What’s the message? Do not live constantly caught up in the here and now, in the moment. Number your days. Think of the eternal, and look around at suffering and death and judgment, and draw a line to sin, and learn to hate sin like God hates sin.

III. Grace.

So there Moses points us to God, then to sin, and finally in verses 13-17, he points us to grace. He lifts up a petition…five parts to it:

“Return, O Lord! How long?

Have pity on Your servants!”

Just as the Lord returns us to dust, the believer comes back and says, “Return, O Lord, to us.” In other words, have mercy on us and forgive us for our sins.

Then, second:

“Satisfy us in the morning with Your steadfast love,

That we may rejoice and be glad all our days.”

Satisfy us with Your covenant love. Satisfy us with Your lovingkindness. Satisfy us with Your steadfast love. Satisfy us with Your grace. Make us to taste of Your grace, O Lord.

We may fear God, we may number our days, but if we do not receive His saving grace there is no health in us.

And then Moses asks us to pray:

“Make us glad for as many days as You have afflicted us,

And for as many years as we have seen evil.”

 It’s a prayer that the Lord would restore the years that the locusts have eaten.

“And let Your work and Your majesty be shown

to Your servants and to their children.”

 In other words, Lord, show me Your kingdom being built, despite all the trouble land sorrow in this world.

       And, finally:

            “Confirm the work of our hands.”

Let the favor of the Lord be on us. Establish the work of our hands—Lord, don’t let my life’s work be meaningless! Don’t let it count for nothing!

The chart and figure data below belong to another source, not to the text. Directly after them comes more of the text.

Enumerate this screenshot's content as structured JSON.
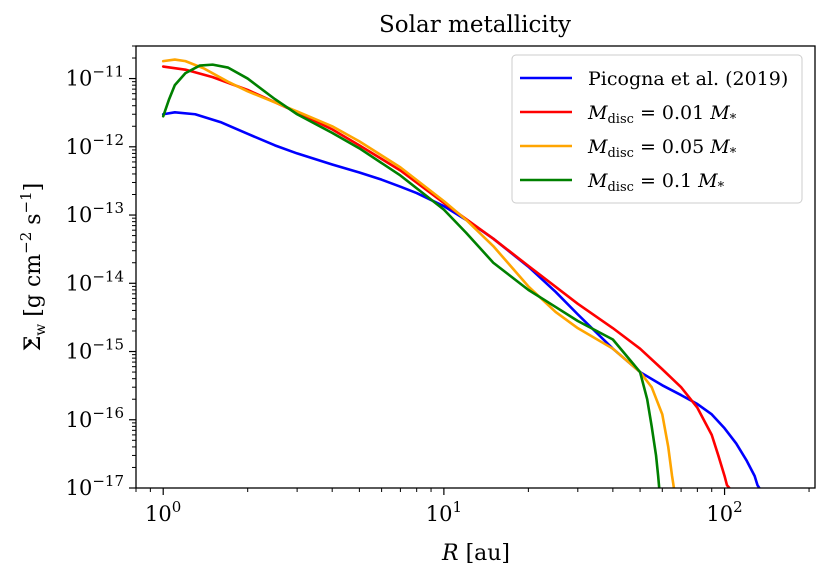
{
  "chart_data": {
    "type": "line",
    "title": "Solar metallicity",
    "xlabel": {
      "symbol": "R",
      "unit": "[au]"
    },
    "ylabel": {
      "symbol": "Σ",
      "sub": "w",
      "unit_prefix": "[g cm",
      "exp1": "−2",
      "mid": " s",
      "exp2": "−1",
      "unit_suffix": "]"
    },
    "xscale": "log",
    "yscale": "log",
    "xlim": [
      0.8,
      210
    ],
    "ylim": [
      1e-17,
      3e-11
    ],
    "x_ticks": [
      {
        "value": 1,
        "base": "10",
        "exp": "0"
      },
      {
        "value": 10,
        "base": "10",
        "exp": "1"
      },
      {
        "value": 100,
        "base": "10",
        "exp": "2"
      }
    ],
    "y_ticks": [
      {
        "value": 1e-17,
        "base": "10",
        "exp": "−17"
      },
      {
        "value": 1e-16,
        "base": "10",
        "exp": "−16"
      },
      {
        "value": 1e-15,
        "base": "10",
        "exp": "−15"
      },
      {
        "value": 1e-14,
        "base": "10",
        "exp": "−14"
      },
      {
        "value": 1e-13,
        "base": "10",
        "exp": "−13"
      },
      {
        "value": 1e-12,
        "base": "10",
        "exp": "−12"
      },
      {
        "value": 1e-11,
        "base": "10",
        "exp": "−11"
      }
    ],
    "legend_position": "top-right",
    "series": [
      {
        "name": "Picogna et al. (2019)",
        "legend": {
          "plain": "Picogna et al. (2019)"
        },
        "color": "#0000ff",
        "x": [
          1.0,
          1.1,
          1.3,
          1.6,
          2,
          2.5,
          3,
          4,
          5,
          6,
          7,
          8,
          10,
          12,
          15,
          20,
          25,
          30,
          40,
          50,
          60,
          70,
          80,
          90,
          100,
          110,
          120,
          128,
          131,
          133
        ],
        "y": [
          3e-12,
          3.2e-12,
          3e-12,
          2.3e-12,
          1.55e-12,
          1.05e-12,
          8e-13,
          5.5e-13,
          4.2e-13,
          3.3e-13,
          2.6e-13,
          2.1e-13,
          1.35e-13,
          8.5e-14,
          4.5e-14,
          1.75e-14,
          7.5e-15,
          3.5e-15,
          1.1e-15,
          5e-16,
          3.2e-16,
          2.3e-16,
          1.7e-16,
          1.2e-16,
          7.5e-17,
          4.5e-17,
          2.5e-17,
          1.5e-17,
          1.1e-17,
          1e-17
        ]
      },
      {
        "name": "M_disc = 0.01 M_*",
        "legend": {
          "lhs": "M",
          "sub": "disc",
          "mid": " = 0.01 ",
          "rhs": "M",
          "rsub": "*"
        },
        "color": "#ff0000",
        "x": [
          1.0,
          1.2,
          1.5,
          2,
          3,
          4,
          5,
          7,
          10,
          15,
          20,
          30,
          40,
          50,
          60,
          70,
          80,
          90,
          95,
          100,
          102,
          104
        ],
        "y": [
          1.5e-11,
          1.35e-11,
          1.05e-11,
          6.8e-12,
          3.2e-12,
          1.8e-12,
          1.05e-12,
          4.5e-13,
          1.5e-13,
          4.5e-14,
          1.8e-14,
          5e-15,
          2.2e-15,
          1.1e-15,
          5.5e-16,
          3e-16,
          1.5e-16,
          6e-17,
          3e-17,
          1.5e-17,
          1.1e-17,
          1e-17
        ]
      },
      {
        "name": "M_disc = 0.05 M_*",
        "legend": {
          "lhs": "M",
          "sub": "disc",
          "mid": " = 0.05 ",
          "rhs": "M",
          "rsub": "*"
        },
        "color": "#ffa500",
        "x": [
          1.0,
          1.1,
          1.2,
          1.4,
          1.7,
          2,
          3,
          4,
          5,
          7,
          10,
          12,
          15,
          20,
          25,
          30,
          40,
          50,
          55,
          60,
          63,
          65,
          66
        ],
        "y": [
          1.8e-11,
          1.9e-11,
          1.8e-11,
          1.4e-11,
          9e-12,
          6.5e-12,
          3.3e-12,
          2e-12,
          1.2e-12,
          5e-13,
          1.6e-13,
          8.5e-14,
          3.5e-14,
          9e-15,
          3.8e-15,
          2.2e-15,
          1.1e-15,
          5e-16,
          3e-16,
          1.2e-16,
          4e-17,
          1.5e-17,
          1e-17
        ]
      },
      {
        "name": "M_disc = 0.1 M_*",
        "legend": {
          "lhs": "M",
          "sub": "disc",
          "mid": " = 0.1 ",
          "rhs": "M",
          "rsub": "*"
        },
        "color": "#008000",
        "x": [
          1.0,
          1.05,
          1.1,
          1.2,
          1.35,
          1.5,
          1.7,
          2,
          2.5,
          3,
          4,
          5,
          7,
          10,
          12,
          15,
          20,
          25,
          30,
          40,
          50,
          53,
          55,
          57,
          58,
          58.5
        ],
        "y": [
          2.8e-12,
          5e-12,
          8e-12,
          1.2e-11,
          1.55e-11,
          1.6e-11,
          1.45e-11,
          1e-11,
          5e-12,
          3e-12,
          1.6e-12,
          9.5e-13,
          3.8e-13,
          1.2e-13,
          5.5e-14,
          2e-14,
          8e-15,
          4.5e-15,
          2.8e-15,
          1.5e-15,
          5e-16,
          2e-16,
          8e-17,
          3e-17,
          1.5e-17,
          1e-17
        ]
      }
    ]
  }
}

Now you may be thinking to yourself, ‘How did God answer this prayer for grace to Moses?’ Moses may well have prayed this prayer after the incident of Numbers 20, when God told him that he would not enter into the Promised Land. And in Deuteronomy 34:1, and then in verses 3 and 4, we’re told that at the end of his life, God took Moses up onto the mountain. He showed him the whole Promised Land of Canaan, and then He said this to Moses: ‘Moses, you will  see it with your eyes, but you will never set foot in it.’ And in the next verse, the fifth verse, Moses is buried on a mountain outside the Promised Land.

Now you may ask yourself the question, how did God answer Moses’ prayer that He would make him glad for as many days as He had afflicted him, and as many years as he had seen evil? And how did He answer Moses’ prayer that the Lord’s favor would be upon us, and that the work of his hands would be established? Moses had lived his life for the one purpose – forty years in the wilderness – to get the people of God into the Promised Land. And now God is saying, ‘Moses, you’re never going to set foot there.’ Have you ever wondered whether God was a little unfair with Moses?

Well, where’s the next time you see Moses in the Bible? The next time you see Moses in the Bible is in Luke 9. There we find Moses, in verses 28-31, on a mountain talking with Jesus. The Lord answered Moses’ prayer in a way that he never could have imagined, far beyond all that he could ask or think. Do not think that if you will go to the loving Lord, your refuge, that He will disappoint you in His answer of grace.

Let us pray.


Heavenly Father, we bow before You and we thank You for the Psalms. We thank You for the truth of them. We thank You that You ask us to sing about yourself, sing about our sin, sing about our sorrow, and sing about Your redemption. Grant that as we do so in these next few moments, that we will sing with faith in Jesus’ name. Amen.